O que mais rolava nas caixas de som naquele ano era o pagoda, seguido do axé. Claro que as pessoas ouviam outros estilos! O do grupo Skank, por exemplo. A da cantora Cássia Eller, com suas músicas ecléticas, também. O grupo Mastruz com Leite, uma espécie de furacão do forró, representante da “óxente music”, vendeu mais discos do que muitos nomes consagrados da música brasileira. A trilha sonora internacional da novela global A Viagem bombou nas rádios FMs (que não se lembra de Linger, do Cranberries?). E o que dizer do sertanejo romântico de Zezé di Camargo e Luciano? Mas é o pagode do Só Pra Contrariar e o axé de Daniela Mercury sempre será associado à época.
Daniela Mercury lançou o primeiro álbum e emplacou seu primeiro sucesso em 1991. A música Swing da Cor foi repetida à exaustão pelas rádios. No ano seguinte, ela apresentaria outro hit: O Canto da Cidade. Com vocal harmônico, batida forte e coreografia hipnotizante, O Canto da Cidade virou uma espécie de música obrigatória nas casas noturnas e festas. O álbum vendeu mais de dois milhões de cópias, ajudando a transformar Daniela um dos símbolos musicais do início dos anos 90. Do mesmo disco saíram outros sucessos: Batuque, Você Não Entende Nada, Só Pra Te Mostrar e O Mais Belo dos Belos. O sucesso rendeu um especial de fim de ano na Globo, alguns contratos publicitários e até um show no Festiva de Jazz de Montreaux, na Suíça.

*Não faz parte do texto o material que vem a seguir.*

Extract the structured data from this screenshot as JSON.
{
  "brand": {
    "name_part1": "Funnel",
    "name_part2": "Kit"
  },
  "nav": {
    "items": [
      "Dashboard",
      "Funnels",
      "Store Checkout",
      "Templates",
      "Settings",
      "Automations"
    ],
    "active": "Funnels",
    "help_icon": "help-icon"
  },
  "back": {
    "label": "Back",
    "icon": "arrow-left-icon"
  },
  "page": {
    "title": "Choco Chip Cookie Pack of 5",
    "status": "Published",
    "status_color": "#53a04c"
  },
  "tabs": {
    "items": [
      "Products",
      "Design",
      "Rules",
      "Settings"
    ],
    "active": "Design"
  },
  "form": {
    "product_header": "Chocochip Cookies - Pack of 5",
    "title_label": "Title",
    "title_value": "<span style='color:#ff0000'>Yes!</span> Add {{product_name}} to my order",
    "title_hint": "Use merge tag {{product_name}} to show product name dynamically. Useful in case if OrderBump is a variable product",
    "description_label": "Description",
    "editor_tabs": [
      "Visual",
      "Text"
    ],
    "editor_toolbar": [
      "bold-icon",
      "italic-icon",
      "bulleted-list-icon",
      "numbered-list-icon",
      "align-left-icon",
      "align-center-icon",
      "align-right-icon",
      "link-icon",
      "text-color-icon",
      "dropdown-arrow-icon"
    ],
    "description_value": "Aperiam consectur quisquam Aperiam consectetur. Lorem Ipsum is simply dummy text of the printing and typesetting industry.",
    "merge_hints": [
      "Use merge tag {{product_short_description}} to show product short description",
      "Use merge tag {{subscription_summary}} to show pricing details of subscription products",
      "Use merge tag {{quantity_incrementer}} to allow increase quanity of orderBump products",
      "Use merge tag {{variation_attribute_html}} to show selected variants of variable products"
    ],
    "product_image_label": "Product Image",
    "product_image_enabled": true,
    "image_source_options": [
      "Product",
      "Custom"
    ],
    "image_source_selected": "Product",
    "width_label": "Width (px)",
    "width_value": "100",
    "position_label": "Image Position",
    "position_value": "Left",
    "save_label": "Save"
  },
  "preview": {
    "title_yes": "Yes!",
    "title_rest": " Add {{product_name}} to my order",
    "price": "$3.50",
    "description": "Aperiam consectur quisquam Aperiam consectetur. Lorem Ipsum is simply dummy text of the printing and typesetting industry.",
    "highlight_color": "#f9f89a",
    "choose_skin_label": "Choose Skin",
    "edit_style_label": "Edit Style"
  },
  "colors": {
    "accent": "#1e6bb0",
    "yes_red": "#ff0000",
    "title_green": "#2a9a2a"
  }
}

Em 1994, saiu Música de Rua, o terceiro disco da carreira de Daniela. Ele não empolgou a crítica, nem vendeu tanto quanto o trabalho anterior. Mesmo assim, foram mais de um milhão de cópias vendidas. Daniela estava no auge e tinha um fôlego de dar inveja a muitas cantoras. Em 1994, ela foi garota-propaganda da Copa do Mundo em parceria com ninguém menos que Ray Charles. Cerca de dois anos depois, chegava o mercado o álbum Feijão com Arroz e dois novos hits: Rapunzel e À Primeira Vista. Resultado das vendas: dois milhões de cópias.

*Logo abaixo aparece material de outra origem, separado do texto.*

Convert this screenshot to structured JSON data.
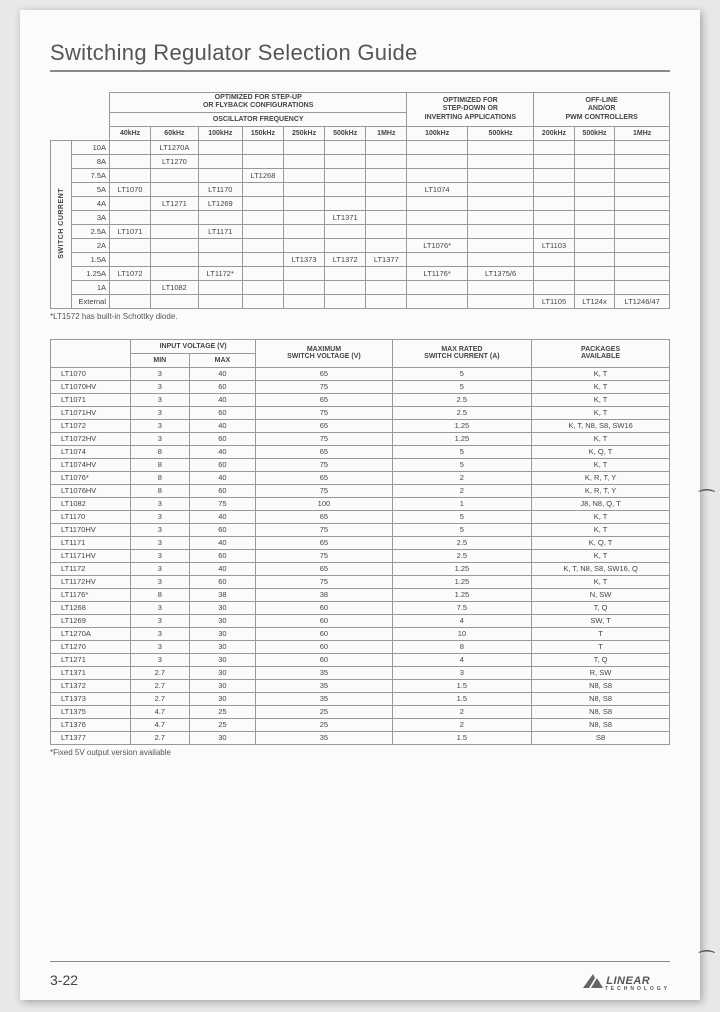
{
  "title": "Switching Regulator Selection Guide",
  "page_number": "3-22",
  "brand": "LINEAR",
  "brand_sub": "TECHNOLOGY",
  "footnote1": "*LT1572 has built-in Schottky diode.",
  "footnote2": "*Fixed 5V output version available",
  "chart_data": {
    "table1": {
      "group_headers": [
        "OPTIMIZED FOR STEP-UP\nOR FLYBACK CONFIGURATIONS",
        "OPTIMIZED FOR\nSTEP-DOWN OR\nINVERTING APPLICATIONS",
        "OFF-LINE\nAND/OR\nPWM CONTROLLERS"
      ],
      "mid_header": "OSCILLATOR FREQUENCY",
      "freq_cols": [
        "40kHz",
        "60kHz",
        "100kHz",
        "150kHz",
        "250kHz",
        "500kHz",
        "1MHz",
        "100kHz",
        "500kHz",
        "200kHz",
        "500kHz",
        "1MHz"
      ],
      "side_label": "SWITCH CURRENT",
      "rows": [
        {
          "label": "10A",
          "cells": [
            "",
            "LT1270A",
            "",
            "",
            "",
            "",
            "",
            "",
            "",
            "",
            "",
            ""
          ]
        },
        {
          "label": "8A",
          "cells": [
            "",
            "LT1270",
            "",
            "",
            "",
            "",
            "",
            "",
            "",
            "",
            "",
            ""
          ]
        },
        {
          "label": "7.5A",
          "cells": [
            "",
            "",
            "",
            "LT1268",
            "",
            "",
            "",
            "",
            "",
            "",
            "",
            ""
          ]
        },
        {
          "label": "5A",
          "cells": [
            "LT1070",
            "",
            "LT1170",
            "",
            "",
            "",
            "",
            "LT1074",
            "",
            "",
            "",
            ""
          ]
        },
        {
          "label": "4A",
          "cells": [
            "",
            "LT1271",
            "LT1269",
            "",
            "",
            "",
            "",
            "",
            "",
            "",
            "",
            ""
          ]
        },
        {
          "label": "3A",
          "cells": [
            "",
            "",
            "",
            "",
            "",
            "LT1371",
            "",
            "",
            "",
            "",
            "",
            ""
          ]
        },
        {
          "label": "2.5A",
          "cells": [
            "LT1071",
            "",
            "LT1171",
            "",
            "",
            "",
            "",
            "",
            "",
            "",
            "",
            ""
          ]
        },
        {
          "label": "2A",
          "cells": [
            "",
            "",
            "",
            "",
            "",
            "",
            "",
            "LT1076*",
            "",
            "LT1103",
            "",
            ""
          ]
        },
        {
          "label": "1.5A",
          "cells": [
            "",
            "",
            "",
            "",
            "LT1373",
            "LT1372",
            "LT1377",
            "",
            "",
            "",
            "",
            ""
          ]
        },
        {
          "label": "1.25A",
          "cells": [
            "LT1072",
            "",
            "LT1172*",
            "",
            "",
            "",
            "",
            "LT1176*",
            "LT1375/6",
            "",
            "",
            ""
          ]
        },
        {
          "label": "1A",
          "cells": [
            "",
            "LT1082",
            "",
            "",
            "",
            "",
            "",
            "",
            "",
            "",
            "",
            ""
          ]
        },
        {
          "label": "External",
          "cells": [
            "",
            "",
            "",
            "",
            "",
            "",
            "",
            "",
            "",
            "LT1105",
            "LT124x",
            "LT1246/47"
          ]
        }
      ]
    },
    "table2": {
      "headers": {
        "c1": "",
        "c2": "INPUT VOLTAGE (V)",
        "c2a": "MIN",
        "c2b": "MAX",
        "c3": "MAXIMUM\nSWITCH VOLTAGE (V)",
        "c4": "MAX RATED\nSWITCH CURRENT (A)",
        "c5": "PACKAGES\nAVAILABLE"
      },
      "rows": [
        {
          "part": "LT1070",
          "min": "3",
          "max": "40",
          "sv": "65",
          "sc": "5",
          "pkg": "K, T"
        },
        {
          "part": "LT1070HV",
          "min": "3",
          "max": "60",
          "sv": "75",
          "sc": "5",
          "pkg": "K, T"
        },
        {
          "part": "LT1071",
          "min": "3",
          "max": "40",
          "sv": "65",
          "sc": "2.5",
          "pkg": "K, T"
        },
        {
          "part": "LT1071HV",
          "min": "3",
          "max": "60",
          "sv": "75",
          "sc": "2.5",
          "pkg": "K, T"
        },
        {
          "part": "LT1072",
          "min": "3",
          "max": "40",
          "sv": "65",
          "sc": "1.25",
          "pkg": "K, T, N8, S8, SW16"
        },
        {
          "part": "LT1072HV",
          "min": "3",
          "max": "60",
          "sv": "75",
          "sc": "1.25",
          "pkg": "K, T"
        },
        {
          "part": "LT1074",
          "min": "8",
          "max": "40",
          "sv": "65",
          "sc": "5",
          "pkg": "K, Q, T"
        },
        {
          "part": "LT1074HV",
          "min": "8",
          "max": "60",
          "sv": "75",
          "sc": "5",
          "pkg": "K, T"
        },
        {
          "part": "LT1076*",
          "min": "8",
          "max": "40",
          "sv": "65",
          "sc": "2",
          "pkg": "K, R, T, Y"
        },
        {
          "part": "LT1076HV",
          "min": "8",
          "max": "60",
          "sv": "75",
          "sc": "2",
          "pkg": "K, R, T, Y"
        },
        {
          "part": "LT1082",
          "min": "3",
          "max": "75",
          "sv": "100",
          "sc": "1",
          "pkg": "J8, N8, Q, T"
        },
        {
          "part": "LT1170",
          "min": "3",
          "max": "40",
          "sv": "65",
          "sc": "5",
          "pkg": "K, T"
        },
        {
          "part": "LT1170HV",
          "min": "3",
          "max": "60",
          "sv": "75",
          "sc": "5",
          "pkg": "K, T"
        },
        {
          "part": "LT1171",
          "min": "3",
          "max": "40",
          "sv": "65",
          "sc": "2.5",
          "pkg": "K, Q, T"
        },
        {
          "part": "LT1171HV",
          "min": "3",
          "max": "60",
          "sv": "75",
          "sc": "2.5",
          "pkg": "K, T"
        },
        {
          "part": "LT1172",
          "min": "3",
          "max": "40",
          "sv": "65",
          "sc": "1.25",
          "pkg": "K, T, N8, S8, SW16, Q"
        },
        {
          "part": "LT1172HV",
          "min": "3",
          "max": "60",
          "sv": "75",
          "sc": "1.25",
          "pkg": "K, T"
        },
        {
          "part": "LT1176*",
          "min": "8",
          "max": "38",
          "sv": "38",
          "sc": "1.25",
          "pkg": "N, SW"
        },
        {
          "part": "LT1268",
          "min": "3",
          "max": "30",
          "sv": "60",
          "sc": "7.5",
          "pkg": "T, Q"
        },
        {
          "part": "LT1269",
          "min": "3",
          "max": "30",
          "sv": "60",
          "sc": "4",
          "pkg": "SW, T"
        },
        {
          "part": "LT1270A",
          "min": "3",
          "max": "30",
          "sv": "60",
          "sc": "10",
          "pkg": "T"
        },
        {
          "part": "LT1270",
          "min": "3",
          "max": "30",
          "sv": "60",
          "sc": "8",
          "pkg": "T"
        },
        {
          "part": "LT1271",
          "min": "3",
          "max": "30",
          "sv": "60",
          "sc": "4",
          "pkg": "T, Q"
        },
        {
          "part": "LT1371",
          "min": "2.7",
          "max": "30",
          "sv": "35",
          "sc": "3",
          "pkg": "R, SW"
        },
        {
          "part": "LT1372",
          "min": "2.7",
          "max": "30",
          "sv": "35",
          "sc": "1.5",
          "pkg": "N8, S8"
        },
        {
          "part": "LT1373",
          "min": "2.7",
          "max": "30",
          "sv": "35",
          "sc": "1.5",
          "pkg": "N8, S8"
        },
        {
          "part": "LT1375",
          "min": "4.7",
          "max": "25",
          "sv": "25",
          "sc": "2",
          "pkg": "N8, S8"
        },
        {
          "part": "LT1376",
          "min": "4.7",
          "max": "25",
          "sv": "25",
          "sc": "2",
          "pkg": "N8, S8"
        },
        {
          "part": "LT1377",
          "min": "2.7",
          "max": "30",
          "sv": "35",
          "sc": "1.5",
          "pkg": "S8"
        }
      ]
    }
  }
}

Do início da carreira até o ano de 2009, foram 12 álbuns e mais de 10 milhões de cópias vendidas. Daniela foi convidada para cantar nas comemorações dos 25 anos do Festival de Jazz e Montreal e dos 20 anos do Cirque du Soleil. De Chico César a Caetano Veloso, gravou músicas e cantou com diversos compositores de MPB. Até hoje, o seu trio elétrico é uma dos mais comentados do carnaval de Salvador.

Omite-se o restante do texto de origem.